College football Week 8 takeaways: Alabama rebounds, USC’s defense doesn’t
Unexpectedly — or maybe sort-of-expectedly, after they beat Clemson in September? — the Seminoles are the last unbeaten team in the ACC after Saturday night. It took a big comeback against Duke, which brought back starting quarterback Riley Leonard only to watch him leave with an injury again. FSU quarterback Jordan Travis scored three touchdowns himself, including the first go-ahead score in the fourth quarter, to keep a remarkable run alive. The ACC is still Florida State’s for the taking. The path to the CFP is still relatively clear. At this point, the Nov. 11 game against Miami is probably the toughest left on the schedule, but that may be a must-win. If the ACC starts cannibalizing itself as it did with Virginia’s stunning upset of North Carolina … well, the champion may need to be unblemished to secure a spot in the four-team field. Might not want to risk it!

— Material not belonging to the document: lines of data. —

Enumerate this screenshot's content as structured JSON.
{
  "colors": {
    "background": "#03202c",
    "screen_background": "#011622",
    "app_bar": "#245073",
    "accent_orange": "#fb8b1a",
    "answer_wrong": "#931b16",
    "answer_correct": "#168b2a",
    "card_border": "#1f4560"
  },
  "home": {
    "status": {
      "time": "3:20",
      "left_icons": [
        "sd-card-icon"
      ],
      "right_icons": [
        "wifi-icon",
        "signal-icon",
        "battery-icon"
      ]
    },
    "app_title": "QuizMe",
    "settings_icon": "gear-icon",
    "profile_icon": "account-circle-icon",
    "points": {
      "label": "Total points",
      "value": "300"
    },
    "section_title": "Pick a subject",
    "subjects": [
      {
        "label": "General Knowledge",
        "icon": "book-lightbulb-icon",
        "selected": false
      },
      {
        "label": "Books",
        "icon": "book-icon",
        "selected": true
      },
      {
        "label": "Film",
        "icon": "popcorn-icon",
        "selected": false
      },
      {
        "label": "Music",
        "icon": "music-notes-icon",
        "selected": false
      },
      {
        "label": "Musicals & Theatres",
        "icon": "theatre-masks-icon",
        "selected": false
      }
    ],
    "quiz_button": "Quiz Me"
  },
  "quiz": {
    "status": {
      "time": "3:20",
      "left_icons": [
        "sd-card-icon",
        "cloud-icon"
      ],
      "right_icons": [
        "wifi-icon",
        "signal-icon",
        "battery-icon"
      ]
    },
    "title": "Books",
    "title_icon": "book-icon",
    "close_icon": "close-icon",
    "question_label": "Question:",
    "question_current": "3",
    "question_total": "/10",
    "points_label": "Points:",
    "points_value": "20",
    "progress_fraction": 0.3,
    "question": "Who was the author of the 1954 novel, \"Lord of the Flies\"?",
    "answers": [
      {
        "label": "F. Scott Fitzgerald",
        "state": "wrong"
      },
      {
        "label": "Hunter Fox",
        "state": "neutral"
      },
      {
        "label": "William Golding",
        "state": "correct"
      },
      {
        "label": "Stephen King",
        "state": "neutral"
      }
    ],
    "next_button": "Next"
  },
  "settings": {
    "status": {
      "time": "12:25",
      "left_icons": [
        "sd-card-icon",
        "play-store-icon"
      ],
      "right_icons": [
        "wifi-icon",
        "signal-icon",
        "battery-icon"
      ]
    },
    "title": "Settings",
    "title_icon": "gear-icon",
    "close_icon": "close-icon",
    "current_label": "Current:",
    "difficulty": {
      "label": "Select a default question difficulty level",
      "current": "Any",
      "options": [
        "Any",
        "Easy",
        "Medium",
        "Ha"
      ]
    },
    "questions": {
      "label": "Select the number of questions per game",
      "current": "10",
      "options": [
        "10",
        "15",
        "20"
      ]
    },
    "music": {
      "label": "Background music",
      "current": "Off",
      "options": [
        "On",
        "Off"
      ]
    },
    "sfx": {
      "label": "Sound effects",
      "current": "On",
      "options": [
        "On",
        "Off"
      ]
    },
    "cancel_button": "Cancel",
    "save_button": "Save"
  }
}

The Crimson Tide have now won five in a row, making what at one point seemed unlikely actually quite possible. The Alabama team that looked dead in the water against USF is now very much in the driver’s seat in the SEC West. Yes, we could definitely see Alabama in Atlanta again. Like usual. Control-Alt-Delete those Alabama obituaries now.

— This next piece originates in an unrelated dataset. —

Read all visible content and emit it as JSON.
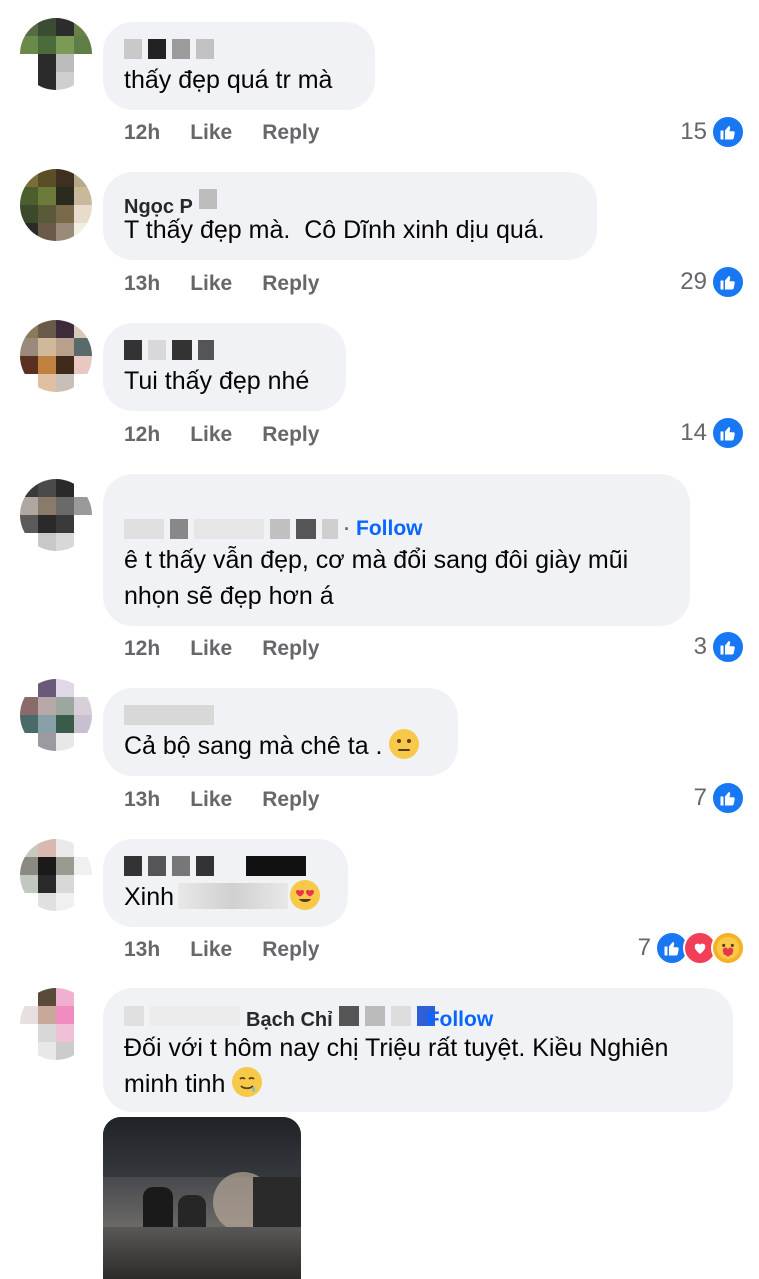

After falling behind early against Tennessee and staring down a second consecutive loss in the Third Saturday in October rivalry, Alabama scored 27 unanswered points in the second half, and cigar smoke wafted throughout Bryant-Denny Stadium. Jalen Milroe is not Bryce Young, but he sure is fun to watch. Note to James Franklin: The “chuck-it” offense can be a total delight. Plus, Milroe can run, and he can set Alabama up well to rely on its defense to stifle an opponent. I don’t know how good Alabama is, but I know that it’s hard to win the way that this team does. And the Tide keep rolling.
10. Air Force (7-0)
If you have not yet been paying attention to the Falcons, now’s the time. Air Force is unbeaten and well-positioned to win the Commander-in-Chief’s Trophy for a second consecutive year, having won 17-6 at Navy and just needing to beat Army in two weeks. But there may be even greater accomplishments within reach. The Falcons have a great chance to end the season as the Group of 5’s highest-ranked conference champion, which would mean a New Year’s Six bowl berth. A service academy! In the New Year’s Six! It’s such a crazy idea it just might happen, and it would be well-deserved. Air Force boasts, unsurprisingly, the nation’s best rushing offense and one of its best rushing defenses. Quarterback Zac Larrier, whose status for the Navy game was left in doubt by coach Troy Calhoun this week, threw the longest touchdown pass in program history, a 94-yard score that proved to be enough against Midshipmen. Something’s in the water.
Calhoun has a good thing going, and with unbeaten Sun Belt power James Madison ineligible for the postseason, it’s basically a battle between Air Force and Tulane for that coveted New Year’s Six spot. This is a race you’ll want to track.